Traders are currently pricing in a 67% chance of a Fed rate hike in September, according to the CME FedWatch Tool.
If inflation comes in above expectations, markets are likely to increase bets on a Fed rate hike later this year, boosting the US Dollar further and weighing on Gold. By contrast, weaker inflation figures could prompt traders to scale back those expectations, offering some relief to the precious metal.
However, with Oil prices back to pre-war levels, fears of a sustained war-driven inflation shock have eased. Even so, inflation remains well above the Fed's 2% target, suggesting monetary policy is likely to stay restrictive for longer. As a result, any meaningful recovery in Gold could remain limited.

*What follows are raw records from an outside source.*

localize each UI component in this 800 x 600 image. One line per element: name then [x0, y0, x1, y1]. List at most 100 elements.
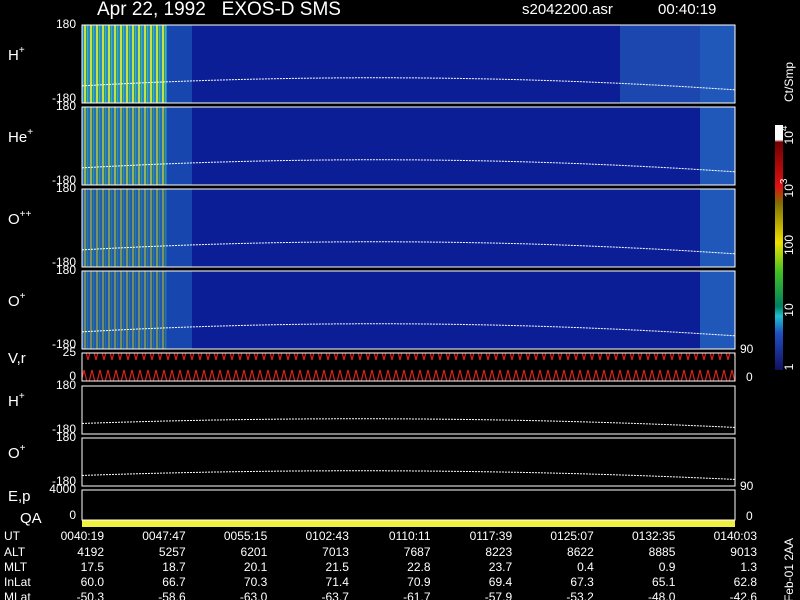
- spectrogram-band: [82, 107, 167, 185]
- panel-label-base: V,r: [8, 350, 26, 367]
- spectrogram-band: [82, 189, 167, 267]
- cell: 69.4: [489, 575, 513, 589]
- cell: 60.0: [81, 575, 105, 589]
- cell: 6201: [241, 545, 268, 559]
- trace: [81, 77, 736, 91]
- tick-label: 180: [56, 17, 76, 31]
- row-label: UT: [4, 529, 21, 543]
- colorbar-tick: 104: [779, 125, 797, 144]
- spectrogram-band: [620, 25, 700, 103]
- panel-label-base: O: [8, 293, 20, 310]
- tick-label: 180: [56, 430, 76, 444]
- cell: 4192: [77, 545, 104, 559]
- panel-label: E,p: [8, 488, 31, 505]
- cell: 0110:11: [389, 529, 431, 543]
- cell: -50.3: [77, 590, 105, 600]
- tick-label: 180: [56, 378, 76, 392]
- cell: -58.6: [158, 590, 186, 600]
- panel-label-base: H: [8, 393, 19, 410]
- vr-trace: [82, 353, 735, 381]
- panel-label-base: E,p: [8, 488, 31, 505]
- tick-label: 0: [746, 370, 753, 384]
- colorbar-title: Ct/Smp: [782, 62, 796, 102]
- trace: [81, 418, 736, 428]
- colorbar-tick: 100: [782, 235, 796, 255]
- colorbar-tick-base: 1: [782, 363, 796, 370]
- tick-label: 90: [740, 342, 754, 356]
- tick-label: 25: [63, 345, 77, 359]
- qa-label: QA: [20, 510, 42, 527]
- panel-label-sup: +: [20, 443, 26, 454]
- panel-frame: [81, 24, 736, 104]
- title: Apr 22, 1992 EXOS-D SMS: [97, 0, 341, 20]
- cell: -63.0: [240, 590, 268, 600]
- colorbar-tick: 103: [779, 178, 797, 197]
- panel-label: He+: [8, 127, 33, 146]
- colorbar-tick: 10: [782, 303, 796, 317]
- cell: 8223: [485, 545, 512, 559]
- row-label: MLT: [4, 560, 28, 574]
- panel-label: O++: [8, 209, 32, 228]
- panel-label-sup: +: [27, 127, 33, 138]
- footer: Feb-01 2AA: [782, 538, 796, 600]
- cell: 0102:43: [305, 529, 349, 543]
- tick-label: -180: [52, 255, 76, 269]
- tick-label: 0: [69, 508, 76, 522]
- tick-label: -180: [52, 474, 76, 488]
- row-label: InLat: [4, 575, 31, 589]
- trace: [81, 470, 736, 480]
- colorbar-tick-base: 100: [782, 235, 796, 255]
- panel-frame: [81, 385, 736, 435]
- colorbar-tick-base: 10: [782, 184, 796, 198]
- spectrogram-band: [700, 271, 735, 349]
- cell: -57.9: [485, 590, 513, 600]
- panel-label: H+: [8, 391, 25, 410]
- panel-label: O+: [8, 291, 26, 310]
- cell: 8885: [649, 545, 676, 559]
- panel-label: O+: [8, 443, 26, 462]
- cell: 71.4: [326, 575, 350, 589]
- tick-label: 180: [56, 99, 76, 113]
- panel-frame: [81, 489, 736, 521]
- cell: 8622: [567, 545, 594, 559]
- spectrogram-band: [82, 271, 167, 349]
- cell: 0117:39: [470, 529, 513, 543]
- tick-label: -180: [52, 91, 76, 105]
- panel-frame: [81, 188, 736, 268]
- tick-label: -180: [52, 173, 76, 187]
- spectrogram-band: [700, 107, 735, 185]
- spectrogram-band: [700, 25, 735, 103]
- tick-label: 4000: [49, 482, 76, 496]
- spectrogram-band: [167, 271, 192, 349]
- panel-label-base: He: [8, 129, 27, 146]
- cell: 20.1: [244, 560, 268, 574]
- cell: 7687: [404, 545, 431, 559]
- cell: 22.8: [407, 560, 431, 574]
- panel-label: H+: [8, 45, 25, 64]
- spectrogram-band: [167, 189, 192, 267]
- trace: [81, 323, 736, 337]
- panel-label-sup: +: [19, 391, 25, 402]
- cell: 1.3: [740, 560, 757, 574]
- panel-label-sup: ++: [20, 209, 32, 220]
- cell: 0140:03: [714, 529, 758, 543]
- cell: 62.8: [734, 575, 758, 589]
- colorbar-tick-base: 10: [782, 131, 796, 145]
- cell: 18.7: [162, 560, 186, 574]
- colorbar-tick-base: 10: [782, 303, 796, 317]
- panel-label-base: O: [8, 211, 20, 228]
- cell: 0.4: [577, 560, 594, 574]
- tick-label: -180: [52, 422, 76, 436]
- trace: [81, 159, 736, 173]
- cell: 9013: [730, 545, 757, 559]
- panel-frame: [81, 106, 736, 186]
- cell: 65.1: [652, 575, 676, 589]
- cell: -61.7: [403, 590, 431, 600]
- cell: -53.2: [566, 590, 594, 600]
- row-label: ALT: [4, 545, 26, 559]
- tick-label: 180: [56, 263, 76, 277]
- panel-label: V,r: [8, 350, 26, 367]
- spectrogram-band: [167, 25, 192, 103]
- qa-bar: [82, 520, 735, 527]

On the geopolitical front, shipping through the Strait of Hormuz continues to improve following the interim peace agreement between the United States and Iran. The latest round of talks revealed that differences remain over inspections of Iran's nuclear program and the future management of the Strait.

On the daily chart, XAU/USD remains bearish as price holds well below the 200-day Simple Moving Average (SMA) at $4,474 and the 100-day SMA at $4,690.

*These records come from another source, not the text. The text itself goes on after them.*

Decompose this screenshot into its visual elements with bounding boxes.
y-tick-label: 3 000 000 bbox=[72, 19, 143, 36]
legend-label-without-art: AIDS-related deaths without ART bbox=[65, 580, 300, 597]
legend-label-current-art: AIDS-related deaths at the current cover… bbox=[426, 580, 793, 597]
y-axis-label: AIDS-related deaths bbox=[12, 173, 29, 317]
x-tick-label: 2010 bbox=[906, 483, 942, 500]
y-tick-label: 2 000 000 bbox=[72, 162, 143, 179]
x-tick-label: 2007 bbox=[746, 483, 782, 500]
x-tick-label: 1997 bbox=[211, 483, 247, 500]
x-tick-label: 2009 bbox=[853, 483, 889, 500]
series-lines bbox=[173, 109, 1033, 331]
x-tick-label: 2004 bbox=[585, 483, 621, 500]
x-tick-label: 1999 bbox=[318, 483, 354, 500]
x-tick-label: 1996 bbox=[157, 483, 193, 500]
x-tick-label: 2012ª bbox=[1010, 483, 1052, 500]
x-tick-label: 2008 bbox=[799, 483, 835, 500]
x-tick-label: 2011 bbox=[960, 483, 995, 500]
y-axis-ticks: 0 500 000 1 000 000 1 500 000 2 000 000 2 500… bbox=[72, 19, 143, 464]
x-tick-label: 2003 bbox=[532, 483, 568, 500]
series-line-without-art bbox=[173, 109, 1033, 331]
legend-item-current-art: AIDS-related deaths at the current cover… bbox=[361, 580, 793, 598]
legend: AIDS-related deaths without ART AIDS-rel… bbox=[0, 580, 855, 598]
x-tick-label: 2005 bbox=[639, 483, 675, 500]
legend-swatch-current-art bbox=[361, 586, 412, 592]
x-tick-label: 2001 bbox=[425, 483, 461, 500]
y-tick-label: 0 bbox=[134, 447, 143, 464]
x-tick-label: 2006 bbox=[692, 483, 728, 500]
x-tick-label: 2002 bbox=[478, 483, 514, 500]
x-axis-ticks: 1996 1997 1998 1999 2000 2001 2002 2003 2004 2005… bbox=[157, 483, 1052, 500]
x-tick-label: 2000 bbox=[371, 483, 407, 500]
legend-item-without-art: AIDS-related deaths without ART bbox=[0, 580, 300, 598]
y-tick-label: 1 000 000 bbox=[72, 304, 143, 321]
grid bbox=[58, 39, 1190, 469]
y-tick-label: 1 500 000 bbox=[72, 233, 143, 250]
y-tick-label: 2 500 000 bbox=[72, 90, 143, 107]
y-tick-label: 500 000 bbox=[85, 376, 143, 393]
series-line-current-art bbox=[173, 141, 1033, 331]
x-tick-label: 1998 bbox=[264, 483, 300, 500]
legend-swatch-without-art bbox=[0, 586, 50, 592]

The metal also remains under a downward sloping resistance trend line, whose break level comes in near $4,350, while the Relative Strength Index (RSI) at 29.87 slips into oversold territory, hinting that while selling pressure dominates, the downside could become vulnerable to short-covering bounces.

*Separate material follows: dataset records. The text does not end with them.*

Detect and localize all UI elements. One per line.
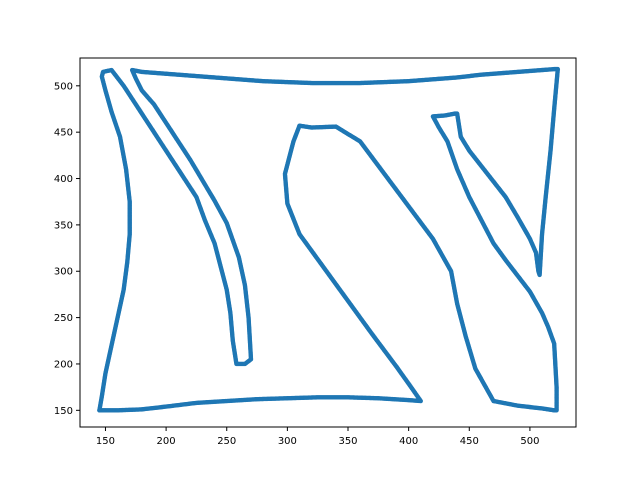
axes-frame <box>79 57 577 428</box>
x-tick-label: 500 <box>520 436 539 447</box>
y-axis: 150 200 250 300 350 400 450 500 <box>54 81 80 417</box>
y-tick-label: 500 <box>54 81 73 92</box>
x-tick-label: 450 <box>460 436 479 447</box>
y-tick-label: 400 <box>54 174 73 185</box>
x-tick-label: 300 <box>278 436 297 447</box>
x-tick-label: 400 <box>399 436 418 447</box>
x-tick-label: 350 <box>338 436 357 447</box>
data-points <box>97 66 561 413</box>
x-tick-label: 200 <box>157 436 176 447</box>
y-tick-label: 250 <box>54 313 73 324</box>
x-tick-label: 150 <box>96 436 115 447</box>
x-tick-label: 250 <box>217 436 236 447</box>
data-point <box>97 408 102 413</box>
y-tick-label: 150 <box>54 406 73 417</box>
y-tick-label: 300 <box>54 267 73 278</box>
x-axis: 150 200 250 300 350 400 450 500 <box>96 427 539 447</box>
y-tick-label: 450 <box>54 128 73 139</box>
y-tick-label: 200 <box>54 359 73 370</box>
y-tick-label: 350 <box>54 220 73 231</box>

On the upside, initial resistance is seen at the horizontal barrier around $4,200, with the descending trend-line break level near $4,350 reinforcing this supply zone. Above that, the 200-day SMA at $4,474 and the 100-day SMA at $4,690 form a broader medium-term resistance band that would need to be reclaimed to ease the prevailing bearish structure.
On the downside, the next notable cushion is the horizontal support at $3,900.00, and a clear break beneath this floor would expose the metal to a deeper corrective phase despite the emerging oversold signals on momentum.
(The technical analysis of this story was written with the help of an AI tool.)
Inflation measures the rise in the price of a representative basket of goods and services. Headline inflation is usually expressed as a percentage change on a month-on-month (MoM) and year-on-year (YoY) basis. Core inflation excludes more volatile elements such as food and fuel which can fluctuate because of geopolitical and seasonal factors. Core inflation is the figure economists focus on and is the level targeted by central banks, which are mandated to keep inflation at a manageable level, usually around 2%.
The Consumer Price Index (CPI) measures the change in prices of a basket of goods and services over a period of time. It is usually expressed as a percentage change on a month-on-month (MoM) and year-on-year (YoY) basis. Core CPI is the figure targeted by central banks as it excludes volatile food and fuel inputs. When Core CPI rises above 2% it usually results in higher interest rates and vice versa when it falls below 2%. Since higher interest rates are positive for a currency, higher inflation usually results in a stronger currency. The opposite is true when inflation falls.
Although it may seem counter-intuitive, high inflation in a country pushes up the value of its currency and vice versa for lower inflation. This is because the central bank will normally raise interest rates to combat the higher inflation, which attract more global capital inflows from investors looking for a lucrative place to park their money.
Formerly, Gold was the asset investors turned to in times of high inflation because it preserved its value, and whilst investors will often still buy Gold for its safe-haven properties in times of extreme market turmoil, this is not the case most of the time. This is because when inflation is high, central banks will put up interest rates to combat it. Higher interest rates are negative for Gold because they increase the opportunity-cost of holding Gold vis-a-vis an interest-bearing asset or placing the money in a cash deposit account. On the flipside, lower inflation tends to be positive for Gold as it brings interest rates down, making the bright metal a more viable investment alternative.